Se non riconosciamo il senso della festa e la riduciamo ad amarcord con l’insegna al neon della tradizione, che cosa resta del bello che la festa vuole riportarci? Che cosa sopravvive al rito acritico e inconsapevole del consumismo, ai pranzi, alle cene, ai regali fatti per forza volentieri? Qual è l’entità dell’autorete che ci stiamo facendo nel non celebrare la festa per il significato che noi stessi esseri umani siamo stati in grado di riconoscerle ed assegnarle, al punto da conferire a queste giornate la dignità speciale che…avevano?

E poi: riconosciamo ancora il valore del ben fatto al punto da porlo a fondamenta del nostro agire e facendo dipendere da questo parametro almeno parte della nostra realizzazione, della nostra felicità individuale? Nell’era delle deteriori liberalizzazione e relativizzazione del tutto, non corriamo forse il rischio di disconoscere a noi stessi le basi sulle quali imperniamo il nostro senso, di scavarci le fondamenta sotto i piedi fino a crollare nell’indistinguibilità dei significati ai quali aggrapparci almeno parzialmente, grazie ai quali riconoscerci il positivo e misurarci con il negativo, intersoggettivamente e intimamente? Su quali criteri stiamo misurando le nostre esistenze, per che cosa ci stiamo giocando? La distruzione novecentesca di tutte le oggettività che hanno composto la nostra storia non si è configurata come risposta valida, almeno e soprattutto nei termini di foriera di un senso e un’alternativa oggettivamente valida nella quale trovarci creatori di senso della nostra vita.

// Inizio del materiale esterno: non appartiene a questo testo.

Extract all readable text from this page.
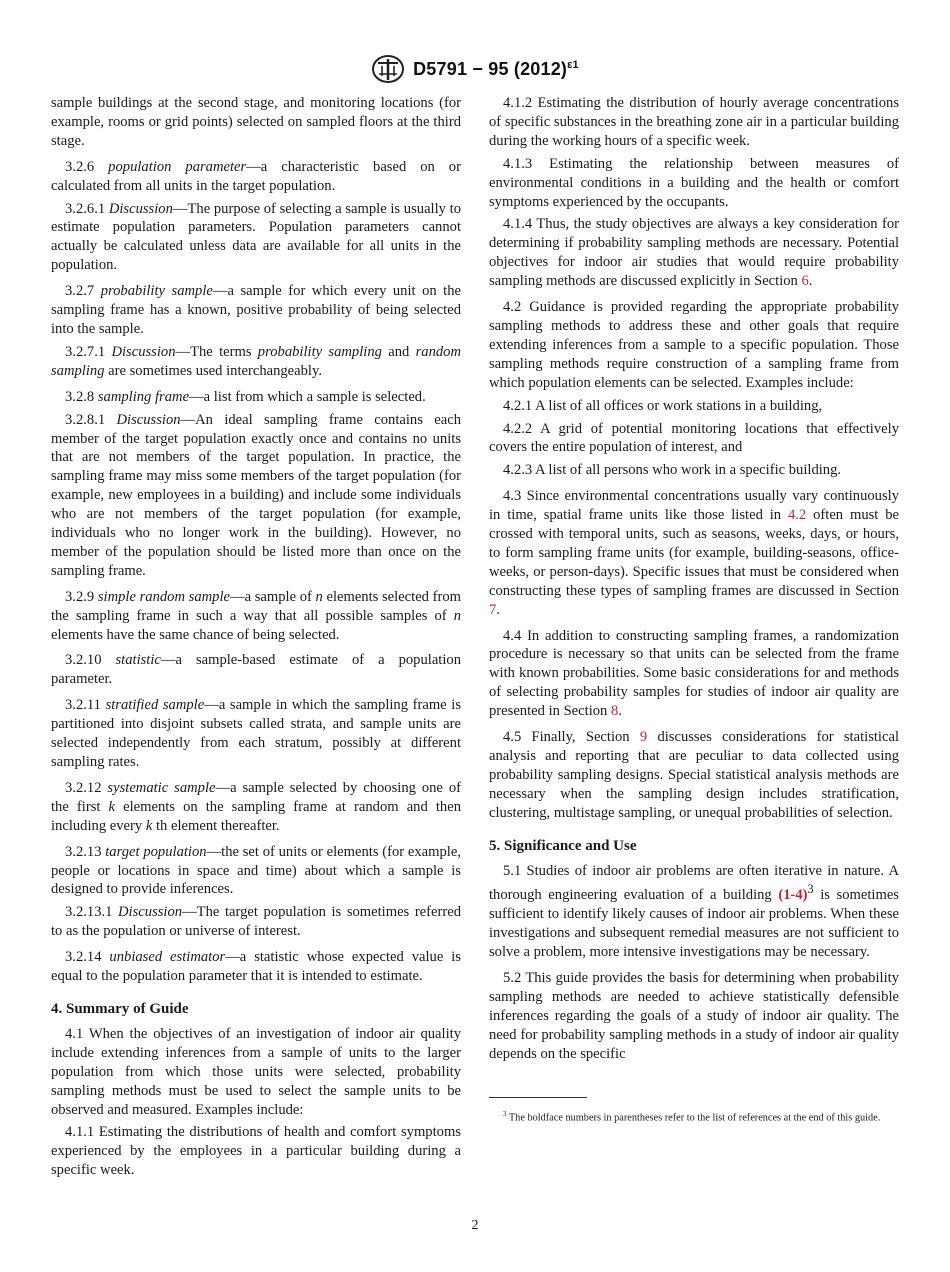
D5791 − 95 $(2012)^{\varepsilon 1}$

sample buildings at the second stage, and monitoring locations (for example, rooms or grid points) selected on sampled floors at the third stage.

3.2.6 population parameter—a characteristic based on or calculated from all units in the target population.

3.2.6.1 Discussion—The purpose of selecting a sample is usually to estimate population parameters. Population parameters cannot actually be calculated unless data are available for all units in the population.

3.2.7 probability sample—a sample for which every unit on the sampling frame has a known, positive probability of being selected into the sample.

3.2.7.1 Discussion—The terms probability sampling and random sampling are sometimes used interchangeably.

3.2.8 sampling frame—a list from which a sample is selected.

3.2.8.1 Discussion—An ideal sampling frame contains each member of the target population exactly once and contains no units that are not members of the target population. In practice, the sampling frame may miss some members of the target population (for example, new employees in a building) and include some individuals who are not members of the target population (for example, individuals who no longer work in the building). However, no member of the population should be listed more than once on the sampling frame.

3.2.9 simple random sample—a sample of n elements selected from the sampling frame in such a way that all possible samples of n elements have the same chance of being selected.

3.2.10 statistic—a sample-based estimate of a population parameter.

3.2.11 stratified sample—a sample in which the sampling frame is partitioned into disjoint subsets called strata, and sample units are selected independently from each stratum, possibly at different sampling rates.

3.2.12 systematic sample—a sample selected by choosing one of the first k elements on the sampling frame at random and then including every k th element thereafter.

3.2.13 target population—the set of units or elements (for example, people or locations in space and time) about which a sample is designed to provide inferences.

3.2.13.1 Discussion—The target population is sometimes referred to as the population or universe of interest.

3.2.14 unbiased estimator—a statistic whose expected value is equal to the population parameter that it is intended to estimate.

4. Summary of Guide

4.1 When the objectives of an investigation of indoor air quality include extending inferences from a sample of units to the larger population from which those units were selected, probability sampling methods must be used to select the sample units to be observed and measured. Examples include:

4.1.1 Estimating the distributions of health and comfort symptoms experienced by the employees in a particular building during a specific week.

4.1.2 Estimating the distribution of hourly average concentrations of specific substances in the breathing zone air in a particular building during the working hours of a specific week.

4.1.3 Estimating the relationship between measures of environmental conditions in a building and the health or comfort symptoms experienced by the occupants.

4.1.4 Thus, the study objectives are always a key consideration for determining if probability sampling methods are necessary. Potential objectives for indoor air studies that would require probability sampling methods are discussed explicitly in Section 6.

4.2 Guidance is provided regarding the appropriate probability sampling methods to address these and other goals that require extending inferences from a sample to a specific population. Those sampling methods require construction of a sampling frame from which population elements can be selected. Examples include:

4.2.1 A list of all offices or work stations in a building,

4.2.2 A grid of potential monitoring locations that effectively covers the entire population of interest, and

4.2.3 A list of all persons who work in a specific building.

4.3 Since environmental concentrations usually vary continuously in time, spatial frame units like those listed in 4.2 often must be crossed with temporal units, such as seasons, weeks, days, or hours, to form sampling frame units (for example, building-seasons, office-weeks, or person-days). Specific issues that must be considered when constructing these types of sampling frames are discussed in Section 7.

4.4 In addition to constructing sampling frames, a randomization procedure is necessary so that units can be selected from the frame with known probabilities. Some basic considerations for and methods of selecting probability samples for studies of indoor air quality are presented in Section 8.

4.5 Finally, Section 9 discusses considerations for statistical analysis and reporting that are peculiar to data collected using probability sampling designs. Special statistical analysis methods are necessary when the sampling design includes stratification, clustering, multistage sampling, or unequal probabilities of selection.

5. Significance and Use

5.1 Studies of indoor air problems are often iterative in nature. A thorough engineering evaluation of a building $(1-4)^3$ is sometimes sufficient to identify likely causes of indoor air problems. When these investigations and subsequent remedial measures are not sufficient to solve a problem, more intensive investigations may be necessary.

5.2 This guide provides the basis for determining when probability sampling methods are needed to achieve statistically defensible inferences regarding the goals of a study of indoor air quality. The need for probability sampling methods in a study of indoor air quality depends on the specific

$^3$ The boldface numbers in parentheses refer to the list of references at the end of this guide.

2
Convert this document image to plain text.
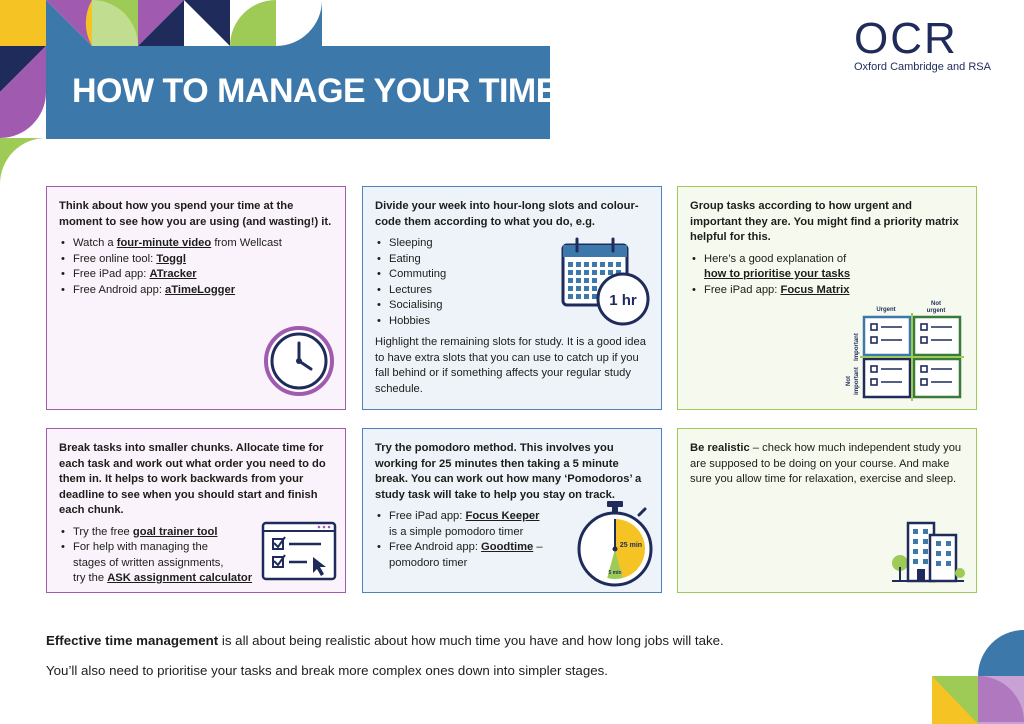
HOW TO MANAGE YOUR TIME
OCR
Oxford Cambridge and RSA

Think about how you spend your time at the moment to see how you are using (and wasting!) it.

• Watch a four-minute video from Wellcast
• Free online tool: Toggl
• Free iPad app: ATracker
• Free Android app: aTimeLogger

Divide your week into hour-long slots and colour-code them according to what you do, e.g.

• Sleeping
• Eating
• Commuting
• Lectures
• Socialising
• Hobbies

Highlight the remaining slots for study. It is a good idea to have extra slots that you can use to catch up if you fall behind or if something affects your regular study schedule.

1 hr

Group tasks according to how urgent and important they are. You might find a priority matrix helpful for this.

• Here’s a good explanation of
how to prioritise your tasks
• Free iPad app: Focus Matrix
Urgent
Not
urgent
Important
Not important

Break tasks into smaller chunks. Allocate time for each task and work out what order you need to do them in. It helps to work backwards from your deadline to see when you should start and finish each chunk.

• Try the free goal trainer tool
• For help with managing the
stages of written assignments,
try the ASK assignment calculator

Try the pomodoro method. This involves you working for 25 minutes then taking a 5 minute break. You can work out how many ‘Pomodoros’ a study task will take to help you stay on track.

• Free iPad app: Focus Keeper
is a simple pomodoro timer
• Free Android app: Goodtime –
pomodoro timer
25 min
5 min

Be realistic – check how much independent study you are supposed to be doing on your course. And make sure you allow time for relaxation, exercise and sleep.

Effective time management is all about being realistic about how much time you have and how long jobs will take.

You’ll also need to prioritise your tasks and break more complex ones down into simpler stages.
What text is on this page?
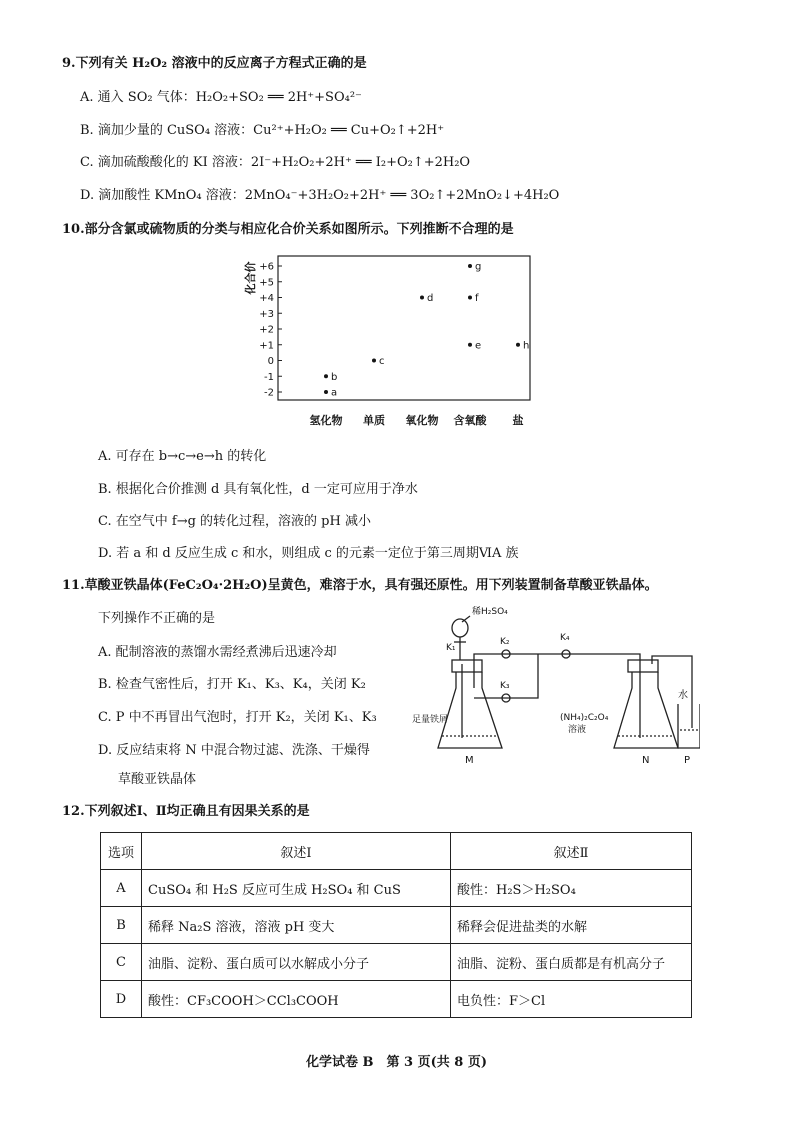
9.下列有关 H₂O₂ 溶液中的反应离子方程式正确的是
A. 通入 SO₂ 气体：H₂O₂+SO₂ ══ 2H⁺+SO₄²⁻
B. 滴加少量的 CuSO₄ 溶液：Cu²⁺+H₂O₂ ══ Cu+O₂↑+2H⁺
C. 滴加硫酸酸化的 KI 溶液：2I⁻+H₂O₂+2H⁺ ══ I₂+O₂↑+2H₂O
D. 滴加酸性 KMnO₄ 溶液：2MnO₄⁻+3H₂O₂+2H⁺ ══ 3O₂↑+2MnO₂↓+4H₂O
10.部分含氯或硫物质的分类与相应化合价关系如图所示。下列推断不合理的是
+6
+5
+4
+3
+2
+1
0
-1
-2
化合价
氢化物 单质 氧化物 含氧酸 盐
b
a
c
d
g
f
e	h
A. 可存在 b→c→e→h 的转化
B. 根据化合价推测 d 具有氧化性，d 一定可应用于净水
C. 在空气中 f→g 的转化过程，溶液的 pH 减小
D. 若 a 和 d 反应生成 c 和水，则组成 c 的元素一定位于第三周期ⅥA 族
11.草酸亚铁晶体(FeC₂O₄·2H₂O)呈黄色，难溶于水，具有强还原性。用下列装置制备草酸亚铁晶体。
下列操作不正确的是
A. 配制溶液的蒸馏水需经煮沸后迅速冷却
B. 检查气密性后，打开 K₁、K₃、K₄，关闭 K₂
C. P 中不再冒出气泡时，打开 K₂，关闭 K₁、K₃
D. 反应结束将 N 中混合物过滤、洗涤、干燥得
草酸亚铁晶体
K₁
稀H₂SO₄
足量铁屑
M
K₂	K₄
K₃
(NH₄)₂C₂O₄
溶液
N	P
水
12.下列叙述Ⅰ、Ⅱ均正确且有因果关系的是
选项	叙述Ⅰ	叙述Ⅱ
A	CuSO₄ 和 H₂S 反应可生成 H₂SO₄ 和 CuS	酸性：H₂S＞H₂SO₄
B	稀释 Na₂S 溶液，溶液 pH 变大	稀释会促进盐类的水解
C	油脂、淀粉、蛋白质可以水解成小分子	油脂、淀粉、蛋白质都是有机高分子
D	酸性：CF₃COOH＞CCl₃COOH	电负性：F＞Cl
化学试卷 B　第 3 页(共 8 页)
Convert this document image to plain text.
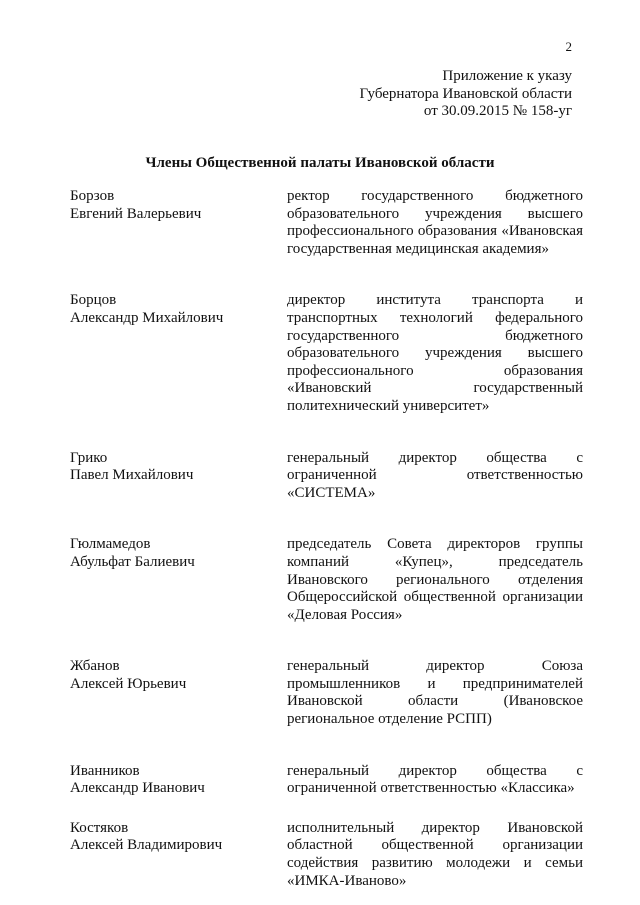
2
Приложение к указу
Губернатора Ивановской области
от 30.09.2015 № 158-уг
Члены Общественной палаты Ивановской области
Борзов
Евгений Валерьевич
ректор государственного бюджетного образовательного учреждения высшего профессионального образования «Ивановская государственная медицинская академия»
Борцов
Александр Михайлович
директор института транспорта и транспортных технологий федерального государственного бюджетного образовательного учреждения высшего профессионального образования «Ивановский государственный политехнический университет»
Грико
Павел Михайлович
генеральный директор общества с ограниченной ответственностью «СИСТЕМА»
Гюлмамедов
Абульфат Балиевич
председатель Совета директоров группы компаний «Купец», председатель Ивановского регионального отделения Общероссийской общественной организации «Деловая Россия»
Жбанов
Алексей Юрьевич
генеральный директор Союза промышленников и предпринимателей Ивановской области (Ивановское региональное отделение РСПП)
Иванников
Александр Иванович
генеральный директор общества с ограниченной ответственностью «Классика»
Костяков
Алексей Владимирович
исполнительный директор Ивановской областной общественной организации содействия развитию молодежи и семьи «ИМКА-Иваново»
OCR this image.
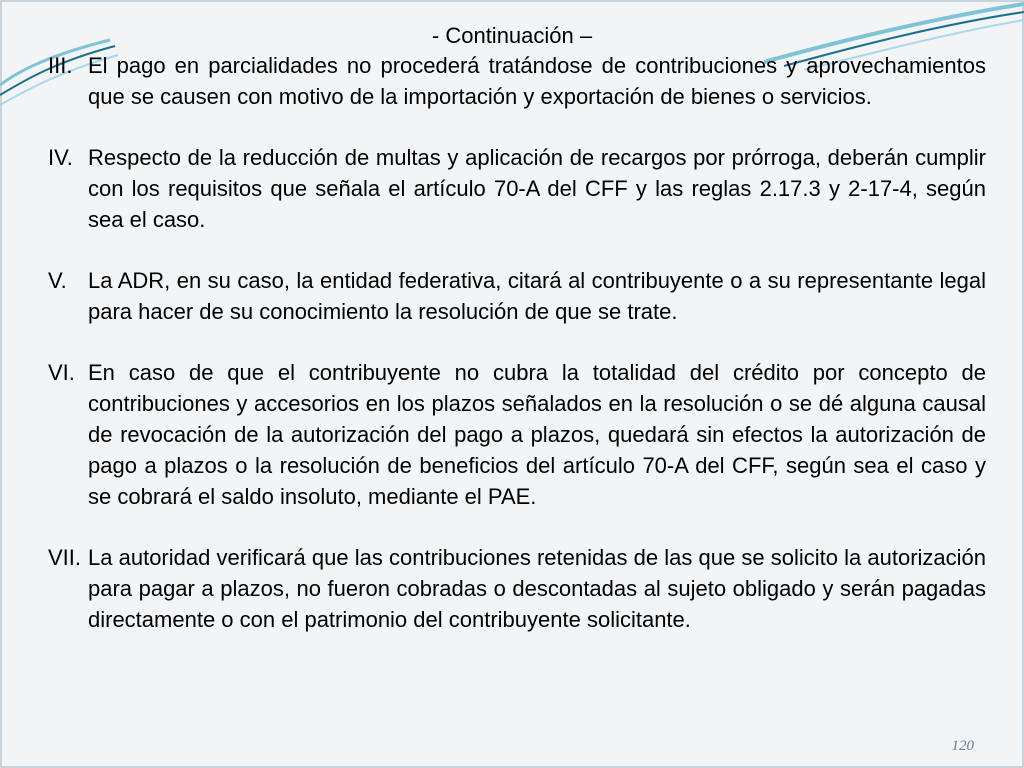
- Continuación –
III. El pago en parcialidades no procederá tratándose de contribuciones y aprovechamientos que se causen con motivo de la importación y exportación de bienes o servicios.
IV. Respecto de la reducción de multas y aplicación de recargos por prórroga, deberán cumplir con los requisitos que señala el artículo 70-A del CFF y las reglas 2.17.3 y 2-17-4, según sea el caso.
V. La ADR, en su caso, la entidad federativa, citará al contribuyente o a su representante legal para hacer de su conocimiento la resolución de que se trate.
VI. En caso de que el contribuyente no cubra la totalidad del crédito por concepto de contribuciones y accesorios en los plazos señalados en la resolución o se dé alguna causal de revocación de la autorización del pago a plazos, quedará sin efectos la autorización de pago a plazos o la resolución de beneficios del artículo 70-A del CFF, según sea el caso y se cobrará el saldo insoluto, mediante el PAE.
VII. La autoridad verificará que las contribuciones retenidas de las que se solicito la autorización para pagar a plazos, no fueron cobradas o descontadas al sujeto obligado y serán pagadas directamente o con el patrimonio del contribuyente solicitante.
120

Attendiamo allora l’alba di nuovi significati e riscoperte che la festa torni a riempire di senso antropologico, appellandoci alla creatività umana come capacità di scomporre e ricomporre in modi almeno in parte originali l’esistente, facendo virtù del possibile e del disponibile per dischiudere un orizzonte che, festosamente, sia di nuovo capace di realizzarci.